Обедала Тереза в баре «Белого дракона»; Эми Колвин подавала ей молча и как-то не слишком дружелюбно, однако по первой же просьбе разогрела в микроволновке пирог с заварным кремом и принесла вареный рис. Тереза сидела за одним из ближних к камину столиков, левой рукой заталкивала в рот тяжелую, сытную еду, а правой писала письмо Джоанне, матери Энди. Эми сидела тем временем за стойкой, перелистывала какой-то журнал и в упор ее не замечала. Тереза не могла не удивиться, какая это муха ее укусила, однако вопрос не стоил того, чтобы над ним слишком долго задумываться. А потом бар стал заполняться клиентами, и тягостная атмосфера несколько разрядилась.

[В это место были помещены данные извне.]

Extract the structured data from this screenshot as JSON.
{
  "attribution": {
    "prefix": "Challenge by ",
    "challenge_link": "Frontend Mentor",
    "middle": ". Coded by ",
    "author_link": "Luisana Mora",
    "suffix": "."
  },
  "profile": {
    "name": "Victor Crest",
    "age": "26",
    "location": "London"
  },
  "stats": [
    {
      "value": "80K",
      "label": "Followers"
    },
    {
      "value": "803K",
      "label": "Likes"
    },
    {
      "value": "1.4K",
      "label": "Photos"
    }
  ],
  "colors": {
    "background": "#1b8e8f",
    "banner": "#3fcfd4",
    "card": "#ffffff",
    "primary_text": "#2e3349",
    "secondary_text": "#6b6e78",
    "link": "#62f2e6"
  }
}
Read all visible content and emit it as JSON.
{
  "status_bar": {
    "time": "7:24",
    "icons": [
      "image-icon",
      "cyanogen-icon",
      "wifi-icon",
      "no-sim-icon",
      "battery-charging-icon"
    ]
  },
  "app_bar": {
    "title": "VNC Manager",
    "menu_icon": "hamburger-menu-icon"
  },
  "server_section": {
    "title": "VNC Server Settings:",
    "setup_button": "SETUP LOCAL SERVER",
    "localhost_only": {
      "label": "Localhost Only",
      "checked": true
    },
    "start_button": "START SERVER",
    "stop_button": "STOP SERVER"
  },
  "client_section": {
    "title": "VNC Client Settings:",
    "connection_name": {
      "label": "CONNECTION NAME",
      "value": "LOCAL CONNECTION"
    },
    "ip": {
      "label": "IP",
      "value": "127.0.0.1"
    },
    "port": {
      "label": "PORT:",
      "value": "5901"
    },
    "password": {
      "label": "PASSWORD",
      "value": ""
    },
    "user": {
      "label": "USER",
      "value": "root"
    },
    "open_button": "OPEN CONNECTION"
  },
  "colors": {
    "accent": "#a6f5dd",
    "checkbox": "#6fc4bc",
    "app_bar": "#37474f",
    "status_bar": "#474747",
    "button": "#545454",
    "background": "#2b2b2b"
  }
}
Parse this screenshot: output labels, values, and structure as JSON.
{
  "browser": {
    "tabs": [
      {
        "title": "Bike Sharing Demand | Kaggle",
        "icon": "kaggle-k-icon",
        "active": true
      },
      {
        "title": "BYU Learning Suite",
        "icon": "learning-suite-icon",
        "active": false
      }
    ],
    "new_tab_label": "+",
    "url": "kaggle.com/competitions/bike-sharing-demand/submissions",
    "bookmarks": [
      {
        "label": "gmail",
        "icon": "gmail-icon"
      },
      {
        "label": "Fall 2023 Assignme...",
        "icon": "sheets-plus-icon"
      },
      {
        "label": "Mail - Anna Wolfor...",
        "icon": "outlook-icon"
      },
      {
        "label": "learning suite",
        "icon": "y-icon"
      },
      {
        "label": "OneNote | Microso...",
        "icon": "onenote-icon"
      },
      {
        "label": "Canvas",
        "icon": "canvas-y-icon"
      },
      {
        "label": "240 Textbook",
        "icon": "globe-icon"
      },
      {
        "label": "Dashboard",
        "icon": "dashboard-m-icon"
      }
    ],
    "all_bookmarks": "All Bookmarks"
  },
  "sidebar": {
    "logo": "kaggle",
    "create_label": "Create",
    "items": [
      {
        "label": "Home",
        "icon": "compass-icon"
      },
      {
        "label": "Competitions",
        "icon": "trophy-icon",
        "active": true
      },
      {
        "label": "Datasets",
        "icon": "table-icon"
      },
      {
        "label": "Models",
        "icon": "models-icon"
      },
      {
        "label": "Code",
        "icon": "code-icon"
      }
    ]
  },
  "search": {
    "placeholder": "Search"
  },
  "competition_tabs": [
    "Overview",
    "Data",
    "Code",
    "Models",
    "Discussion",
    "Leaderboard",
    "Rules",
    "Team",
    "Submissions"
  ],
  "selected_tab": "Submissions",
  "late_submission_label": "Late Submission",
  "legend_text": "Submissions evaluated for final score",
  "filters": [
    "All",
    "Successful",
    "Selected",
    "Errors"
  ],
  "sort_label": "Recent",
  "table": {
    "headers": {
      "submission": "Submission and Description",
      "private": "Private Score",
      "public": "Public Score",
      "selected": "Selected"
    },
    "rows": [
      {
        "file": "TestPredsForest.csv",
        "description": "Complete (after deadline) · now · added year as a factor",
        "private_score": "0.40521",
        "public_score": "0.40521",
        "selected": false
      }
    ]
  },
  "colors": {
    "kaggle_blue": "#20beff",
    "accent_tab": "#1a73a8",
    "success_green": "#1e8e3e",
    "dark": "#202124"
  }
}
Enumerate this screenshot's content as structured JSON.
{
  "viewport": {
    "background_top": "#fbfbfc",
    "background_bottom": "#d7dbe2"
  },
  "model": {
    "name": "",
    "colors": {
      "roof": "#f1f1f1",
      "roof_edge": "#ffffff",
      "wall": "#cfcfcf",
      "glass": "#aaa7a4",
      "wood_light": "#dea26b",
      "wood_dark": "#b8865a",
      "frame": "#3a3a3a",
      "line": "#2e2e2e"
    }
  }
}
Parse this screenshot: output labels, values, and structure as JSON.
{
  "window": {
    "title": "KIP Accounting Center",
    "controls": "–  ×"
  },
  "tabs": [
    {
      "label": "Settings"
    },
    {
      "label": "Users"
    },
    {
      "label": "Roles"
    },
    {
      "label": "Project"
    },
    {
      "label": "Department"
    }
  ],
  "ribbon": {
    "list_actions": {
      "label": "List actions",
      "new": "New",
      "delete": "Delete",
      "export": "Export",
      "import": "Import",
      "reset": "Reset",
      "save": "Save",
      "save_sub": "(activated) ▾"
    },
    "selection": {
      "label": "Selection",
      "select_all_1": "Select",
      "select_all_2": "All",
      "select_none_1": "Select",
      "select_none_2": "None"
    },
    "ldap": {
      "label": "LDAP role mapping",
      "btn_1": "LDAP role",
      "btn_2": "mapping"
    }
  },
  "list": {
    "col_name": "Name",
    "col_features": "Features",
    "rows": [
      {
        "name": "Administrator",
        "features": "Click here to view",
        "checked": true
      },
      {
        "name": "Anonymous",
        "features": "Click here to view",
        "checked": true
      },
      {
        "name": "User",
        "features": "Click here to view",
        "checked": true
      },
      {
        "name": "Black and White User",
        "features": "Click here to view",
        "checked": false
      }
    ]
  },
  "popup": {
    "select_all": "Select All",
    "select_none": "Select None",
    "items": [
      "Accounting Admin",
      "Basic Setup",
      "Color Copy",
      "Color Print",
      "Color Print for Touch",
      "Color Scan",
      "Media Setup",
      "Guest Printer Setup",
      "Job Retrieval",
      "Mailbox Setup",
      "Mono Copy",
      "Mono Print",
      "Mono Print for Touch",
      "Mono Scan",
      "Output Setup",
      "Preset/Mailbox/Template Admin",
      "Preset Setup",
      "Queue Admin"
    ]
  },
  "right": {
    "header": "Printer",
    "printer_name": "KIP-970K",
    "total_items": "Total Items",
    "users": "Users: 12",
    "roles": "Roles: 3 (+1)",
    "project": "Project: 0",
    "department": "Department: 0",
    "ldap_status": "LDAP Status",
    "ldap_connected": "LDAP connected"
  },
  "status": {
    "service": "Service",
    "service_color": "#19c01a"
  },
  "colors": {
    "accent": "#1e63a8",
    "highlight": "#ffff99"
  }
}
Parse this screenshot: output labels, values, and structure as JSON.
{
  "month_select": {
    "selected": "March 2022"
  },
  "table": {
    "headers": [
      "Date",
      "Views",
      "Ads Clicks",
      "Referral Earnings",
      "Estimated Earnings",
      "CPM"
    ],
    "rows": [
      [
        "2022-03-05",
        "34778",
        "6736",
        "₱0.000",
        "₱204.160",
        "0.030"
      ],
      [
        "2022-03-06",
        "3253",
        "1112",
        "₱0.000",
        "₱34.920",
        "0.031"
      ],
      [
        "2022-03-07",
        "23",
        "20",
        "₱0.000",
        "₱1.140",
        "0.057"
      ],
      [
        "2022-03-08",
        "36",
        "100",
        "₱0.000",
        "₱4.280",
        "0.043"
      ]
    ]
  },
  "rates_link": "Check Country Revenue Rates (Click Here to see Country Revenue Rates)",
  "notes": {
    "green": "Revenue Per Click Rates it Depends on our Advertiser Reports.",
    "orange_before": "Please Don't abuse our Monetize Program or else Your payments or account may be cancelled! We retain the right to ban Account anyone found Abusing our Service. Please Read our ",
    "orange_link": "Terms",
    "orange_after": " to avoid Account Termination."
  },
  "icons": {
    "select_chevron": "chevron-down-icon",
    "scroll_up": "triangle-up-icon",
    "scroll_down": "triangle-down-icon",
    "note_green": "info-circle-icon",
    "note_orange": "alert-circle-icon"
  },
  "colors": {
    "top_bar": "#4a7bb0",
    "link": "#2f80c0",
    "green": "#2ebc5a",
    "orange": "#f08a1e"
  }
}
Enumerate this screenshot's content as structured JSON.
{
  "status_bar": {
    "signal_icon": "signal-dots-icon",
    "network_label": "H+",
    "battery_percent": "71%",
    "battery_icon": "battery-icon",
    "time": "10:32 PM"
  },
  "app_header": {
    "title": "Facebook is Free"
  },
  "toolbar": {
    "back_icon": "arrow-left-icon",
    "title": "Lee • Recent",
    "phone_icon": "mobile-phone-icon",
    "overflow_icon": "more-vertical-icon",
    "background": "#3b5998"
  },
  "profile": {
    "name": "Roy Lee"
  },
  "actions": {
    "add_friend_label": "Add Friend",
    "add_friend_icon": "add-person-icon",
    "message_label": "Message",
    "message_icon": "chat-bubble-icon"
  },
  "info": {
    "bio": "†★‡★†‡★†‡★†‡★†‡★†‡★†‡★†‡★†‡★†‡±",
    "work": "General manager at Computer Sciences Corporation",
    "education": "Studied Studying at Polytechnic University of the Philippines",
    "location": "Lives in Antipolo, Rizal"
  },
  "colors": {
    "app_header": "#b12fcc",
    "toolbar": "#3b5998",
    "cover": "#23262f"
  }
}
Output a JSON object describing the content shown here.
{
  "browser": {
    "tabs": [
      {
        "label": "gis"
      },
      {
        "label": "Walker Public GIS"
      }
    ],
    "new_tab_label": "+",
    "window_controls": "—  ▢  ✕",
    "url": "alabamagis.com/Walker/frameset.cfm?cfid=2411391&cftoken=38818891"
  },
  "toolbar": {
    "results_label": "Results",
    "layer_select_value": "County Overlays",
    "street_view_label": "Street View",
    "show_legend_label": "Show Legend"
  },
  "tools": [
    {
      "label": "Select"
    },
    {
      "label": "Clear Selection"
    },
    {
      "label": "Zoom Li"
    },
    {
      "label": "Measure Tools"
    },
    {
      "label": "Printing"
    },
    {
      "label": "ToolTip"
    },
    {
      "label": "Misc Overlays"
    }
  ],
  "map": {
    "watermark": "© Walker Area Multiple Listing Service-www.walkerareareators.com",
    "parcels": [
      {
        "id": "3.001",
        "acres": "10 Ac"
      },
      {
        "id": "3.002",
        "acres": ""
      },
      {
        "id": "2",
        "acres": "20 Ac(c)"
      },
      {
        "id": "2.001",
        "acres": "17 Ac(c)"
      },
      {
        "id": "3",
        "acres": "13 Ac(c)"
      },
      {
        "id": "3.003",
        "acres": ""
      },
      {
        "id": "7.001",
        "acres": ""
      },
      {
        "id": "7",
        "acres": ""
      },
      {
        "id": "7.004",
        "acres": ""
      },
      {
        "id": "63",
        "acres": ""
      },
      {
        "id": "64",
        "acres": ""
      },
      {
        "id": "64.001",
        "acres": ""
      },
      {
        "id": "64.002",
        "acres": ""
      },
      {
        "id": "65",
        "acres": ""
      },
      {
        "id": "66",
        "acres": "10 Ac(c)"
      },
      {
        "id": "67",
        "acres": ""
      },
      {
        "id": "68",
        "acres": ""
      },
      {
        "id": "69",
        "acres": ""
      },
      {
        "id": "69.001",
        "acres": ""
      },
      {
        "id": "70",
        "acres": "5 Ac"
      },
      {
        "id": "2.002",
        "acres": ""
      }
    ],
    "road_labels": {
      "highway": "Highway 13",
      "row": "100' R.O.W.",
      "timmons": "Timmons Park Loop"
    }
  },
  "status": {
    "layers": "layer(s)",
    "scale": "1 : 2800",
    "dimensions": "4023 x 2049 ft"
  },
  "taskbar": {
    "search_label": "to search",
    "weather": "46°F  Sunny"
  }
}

После обеда она доехала по побережью до Истбурна и нашла там редакцию «Курьера». Она смотрела на эту поездку как на что-то вроде предварительного знакомства, ожидая, что прочесывание старых номеров газеты займет не меньше двух-трех дней, и была приятно удивлена наличием в редакции электронного архива.
Войдя в архив с терминала, стоявшего в маленькой, но удобно оборудованной комнате, она за какие-то полчаса нашла и сбросила на дискету все, что там было про Гроува, включая резюме судебных отчетов по его прежним мелким правонарушениям, а также подробные описания бойни и ее последствий. Она заплатила за использованную дискету, поблагодарила сидевшую в приемной женщину и через полчаса, еще засветло, была уже в Булвертоне. Достань ей ума навести справки заранее, она могла бы скачать всю эту информацию прямо из дома по интернету или даже из гостиницы, если там есть доступный для постояльцев модем.
Тереза забежала ненадолго в свой номер и выложила дискету на стол, чтобы изучить ее позднее. Затем развернула карту Булвертона и нашла Брамптон-роуд, маленькую улочку на северо-восточной окраине города. Прикинув, как туда проще добраться, она достала портативный магнитофон, вставила свежие, купленные утром батарейки и проверила уровень записи. Все вроде бы в порядке.
Брамптон-роуд принадлежала к уродливой послевоенной застройке, и единственным ее плюсом было расположение на одном из городских холмов, дававшее прекрасный вид на Ла-Манш. В утренних облаках уже появились прорехи, и море было подсвечено ослепительными пучками серебристого солнечного света. Во всем остальном эти кварталы были предельно унылыми.
Трех- и четырехэтажные дома, сложенные из бледно-бурого кирпича, были расставлены без всяких покушений на выдумку, параллельными рядами, напомнившими Терезе военно-воздушные базы ее детства. Лишь очень немногие деревья смягчали грубые очертания этих зданий, сады и скверы почти отсутствовали. Чуть ли не вся поверхность земли была залита бетоном. Мостовые, тротуары, проезды, автостоянки. Все улицы были окаймлены рядами машин, припаркованных двумя колесами на тротуаре. В недлинном торговом ряду имелись универсальный магазин, магазин спутниковых антенн, букмекерская контора, пункт видеопроката и пивная. Главная улица шла прямо по гребню холма, за строем посаженных вдоль нее деревьев мелькали высокие борта грузовиков. И — вездесущая вонь выхлопных газов.